Fui, probablemente, el primer economista que asesoró al gobierno de Violeta Barrios de Chamorro. Viajé por todo el país junto al ministro Pereira -un hombre inteligente y muy simpático- tratando de convencer a los "contras" de que la guerra había terminado, y que debían bajar de las montañas. Pero lo que de verdad hacíamos era comprarles las armas.

Pero ese 10 de junio de 1962 hubo más que goles, celebraciones y alegrías. Mientras Leonel Sánchez y sus compañeros se llenaban de gloria, dos historias paralelas se urdían en la misma ciudad. La primera es la historia de un amor imposible: Esteban, un ingeniero joven y taciturno, regresa a Chile después de años de ausencia, en busca de Ofelia, el amor de su vida. Pero ella vive en un mundo propio y hermético, donde sólo tienen cabida su marido y sus hijos. Sin embargo, a medida que avanzan las horas, el muro que Ofelia construyó a su alrededor empieza a resquebrajarse, y por las grietas aparece una historia desoladora y asombrosa.

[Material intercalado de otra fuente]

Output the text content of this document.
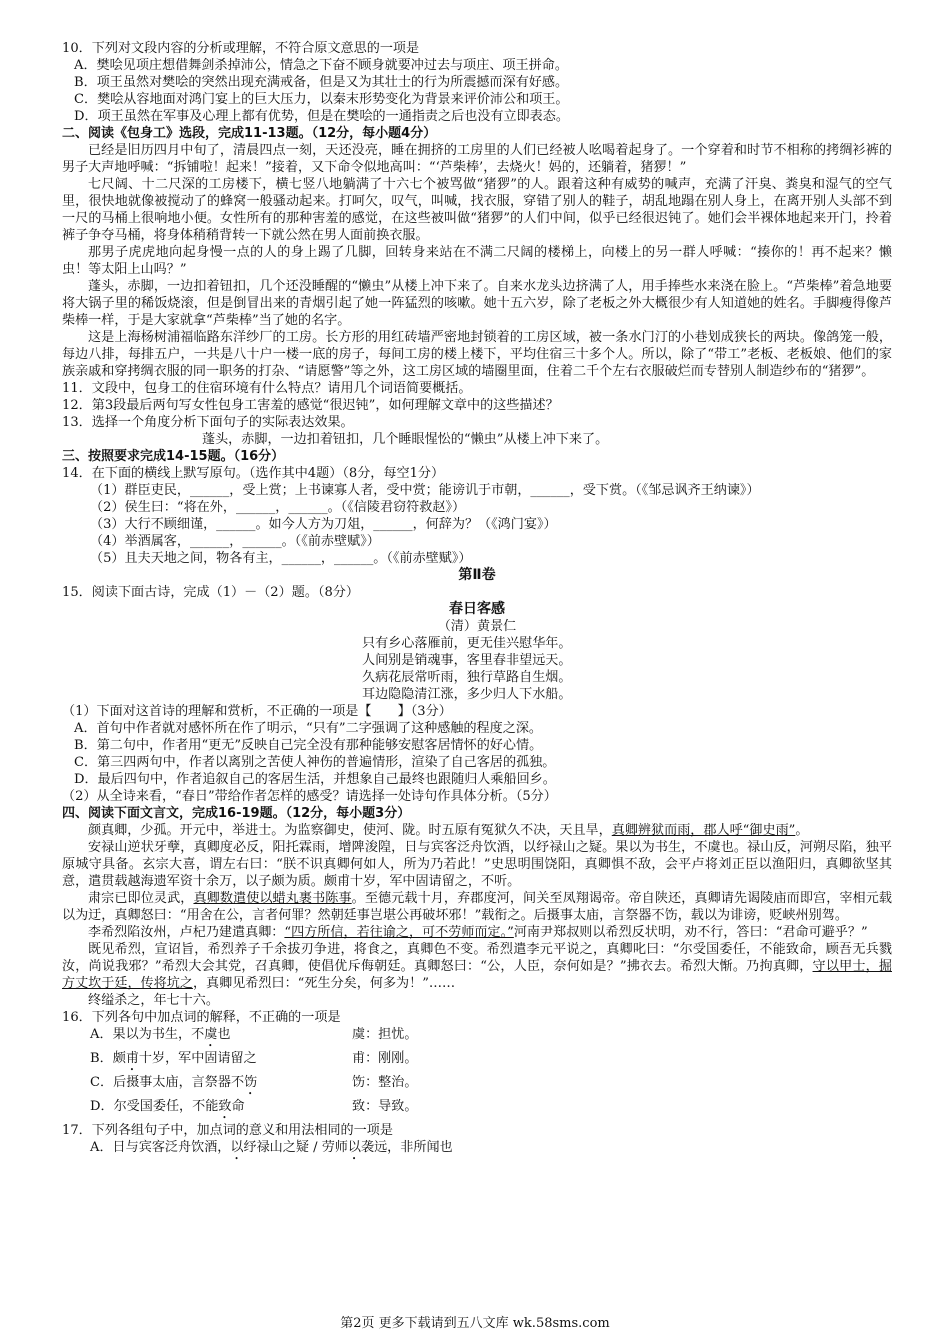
10．下列对文段内容的分析或理解，不符合原文意思的一项是

A．樊哙见项庄想借舞剑杀掉沛公，情急之下奋不顾身就要冲过去与项庄、项王拼命。

B．项王虽然对樊哙的突然出现充满戒备，但是又为其壮士的行为所震撼而深有好感。

C．樊哙从容地面对鸿门宴上的巨大压力，以秦末形势变化为背景来评价沛公和项王。

D．项王虽然在军事及心理上都有优势，但是在樊哙的一通指责之后也没有立即表态。

二、阅读《包身工》选段，完成11-13题。（12分，每小题4分）

已经是旧历四月中旬了，清晨四点一刻，天还没亮，睡在拥挤的工房里的人们已经被人吆喝着起身了。一个穿着和时节不相称的拷绸衫裤的男子大声地呼喊：“拆铺啦！起来！”接着，又下命令似地高叫：“‘芦柴棒’，去烧火！妈的，还躺着，猪猡！”

七尺阔、十二尺深的工房楼下，横七竖八地躺满了十六七个被骂做“猪猡”的人。跟着这种有威势的喊声，充满了汗臭、粪臭和湿气的空气里，很快地就像被搅动了的蜂窝一般骚动起来。打呵欠，叹气，叫喊，找衣服，穿错了别人的鞋子，胡乱地蹋在别人身上，在离开别人头部不到一尺的马桶上很响地小便。女性所有的那种害羞的感觉，在这些被叫做“猪猡”的人们中间，似乎已经很迟钝了。她们会半裸体地起来开门，拎着裤子争夺马桶，将身体稍稍背转一下就公然在男人面前换衣服。

那男子虎虎地向起身慢一点的人的身上踢了几脚，回转身来站在不满二尺阔的楼梯上，向楼上的另一群人呼喊：“揍你的！再不起来？懒虫！等太阳上山吗？”

蓬头，赤脚，一边扣着钮扣，几个还没睡醒的“懒虫”从楼上冲下来了。自来水龙头边挤满了人，用手捧些水来浇在脸上。“芦柴棒”着急地要将大锅子里的稀饭烧滚，但是倒冒出来的青烟引起了她一阵猛烈的咳嗽。她十五六岁，除了老板之外大概很少有人知道她的姓名。手脚瘦得像芦柴棒一样，于是大家就拿“芦柴棒”当了她的名字。

这是上海杨树浦福临路东洋纱厂的工房。长方形的用红砖墙严密地封锁着的工房区域，被一条水门汀的小巷划成狭长的两块。像鸽笼一般，每边八排，每排五户，一共是八十户一楼一底的房子，每间工房的楼上楼下，平均住宿三十多个人。所以，除了“带工”老板、老板娘、他们的家族亲戚和穿拷绸衣服的同一职务的打杂、“请愿警”等之外，这工房区域的墙圈里面，住着二千个左右衣服破烂而专替别人制造纱布的“猪猡”。

11．文段中，包身工的住宿环境有什么特点？请用几个词语简要概括。

12．第3段最后两句写女性包身工害羞的感觉“很迟钝”，如何理解文章中的这些描述？

13．选择一个角度分析下面句子的实际表达效果。

蓬头，赤脚，一边扣着钮扣，几个睡眼惺忪的“懒虫”从楼上冲下来了。

三、按照要求完成14-15题。（16分）

14．在下面的横线上默写原句。（选作其中4题）（8分，每空1分）

（1）群臣吏民，______，受上赏；上书谏寡人者，受中赏；能谤讥于市朝，______，受下赏。（《邹忌讽齐王纳谏》）

（2）侯生曰：“将在外，______，______。（《信陵君窃符救赵》）

（3）大行不顾细谨，______。如今人方为刀俎，______，何辞为？（《鸿门宴》）

（4）举酒属客，______，______。（《前赤壁赋》）

（5）且夫天地之间，物各有主，______，______。（《前赤壁赋》）

第Ⅱ卷

15．阅读下面古诗，完成（1）－（2）题。（8分）

春日客感

（清）黄景仁

只有乡心落雁前，更无佳兴慰华年。

人间别是销魂事，客里春非望远天。

久病花辰常听雨，独行草路自生烟。

耳边隐隐清江涨，多少归人下水船。

（1）下面对这首诗的理解和赏析，不正确的一项是【　　】（3分）

A．首句中作者就对感怀所在作了明示，“只有”二字强调了这种感触的程度之深。

B．第二句中，作者用“更无”反映自己完全没有那种能够安慰客居情怀的好心情。

C．第三四两句中，作者以离别之苦使人神伤的普遍情形，渲染了自己客居的孤独。

D．最后四句中，作者追叙自己的客居生活，并想象自己最终也跟随归人乘船回乡。

（2）从全诗来看，“春日”带给作者怎样的感受？请选择一处诗句作具体分析。（5分）

四、阅读下面文言文，完成16-19题。（12分，每小题3分）

颜真卿，少孤。开元中，举进士。为监察御史，使河、陇。时五原有冤狱久不决，天且旱，真卿辨狱而雨，郡人呼“御史雨”。

安禄山逆状牙孽，真卿度必反，阳托霖雨，增陴浚隍，日与宾客泛舟饮酒，以纾禄山之疑。果以为书生，不虞也。禄山反，河朔尽陷，独平原城守具备。玄宗大喜，谓左右曰：“朕不识真卿何如人，所为乃若此！”史思明围饶阳，真卿惧不敌，会平卢将刘正臣以渔阳归，真卿欲坚其意，遣贯载越海遗军资十余万，以子颇为质。颇甫十岁，军中固请留之，不听。

肃宗已即位灵武，真卿数遣使以蜡丸裹书陈事。至德元载十月，弃郡度河，间关至凤翔谒帝。帝自陕还，真卿请先谒陵庙而即宫，宰相元载以为迂，真卿怒曰：“用舍在公，言者何罪？然朝廷事岂堪公再破坏邪！”载衔之。后摄事太庙，言祭器不饬，载以为诽谤，贬峡州别驾。

李希烈陷汝州，卢杞乃建遣真卿：“四方所信，若往谕之，可不劳师而定。”河南尹郑叔则以希烈反状明，劝不行，答曰：“君命可避乎？”

既见希烈，宣诏旨，希烈养子千余拔刃争进，将食之，真卿色不变。希烈遣李元平说之，真卿叱曰：“尔受国委任，不能致命，顾吾无兵戮汝，尚说我邪？”希烈大会其党，召真卿，使倡优斥侮朝廷。真卿怒曰：“公，人臣，奈何如是？”拂衣去。希烈大惭。乃拘真卿，守以甲士，掘方丈坎于廷，传将坑之，真卿见希烈曰：“死生分矣，何多为！”……

终缢杀之，年七十六。

16．下列各句中加点词的解释，不正确的一项是

A．果以为书生，不虞也	虞：担忧。

B．颇甫十岁，军中固请留之	甫：刚刚。

C．后摄事太庙，言祭器不饬	饬：整治。

D．尔受国委任，不能致命	致：导致。

17．下列各组句子中，加点词的意义和用法相同的一项是

A．日与宾客泛舟饮酒，以纾禄山之疑 / 劳师以袭远，非所闻也

第2页 更多下载请到五八文库 wk.58sms.com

La segunda, es la historia de un secuestro. Leo Horn, un héroe de la Resistencia de paso en Chile, y Juan Domech, un periodista y aventurero, de pronto se encuentran en medio de una conspiración que busca desequilibrar el empantanamiento al que ha llegado la guerra fría.  Estas dos historias se desarrollan en paralelo, entrelazándose y tocándose suavemente. En ellas, como en las Tanias, aparecen personajes verdaderos, y la realidad se funde con la ficción una y otra vez.

Aunque a veces me cuesta aceptarlo, ya han pasado veinte años desde mi retención en Managua. Entretanto, aprendí a vivir en dos mundos: en el mundo de los números y de la economía, y en el mundo de las palabras y la literatura. Son dos mundos paralelos que se alimentan mutuamente. Mis novelas se nutren de la lógica de la economía, y mis escritos económicos se parecen cada vez más a historias noveladas y a cuentos misteriosos. Los temas también son similares. En mis libros de economía, el tema medular es la diferencia entre las políticas que, por un lado, llevan a fracasos y desolación, y aquellas que, por otro, permiten alcanzar la prosperidad y la felicidad. En mis novelas, lo central es el contraste entre nociones tan básicas y esenciales como la lealtad, el amor, la traición, y la venganza.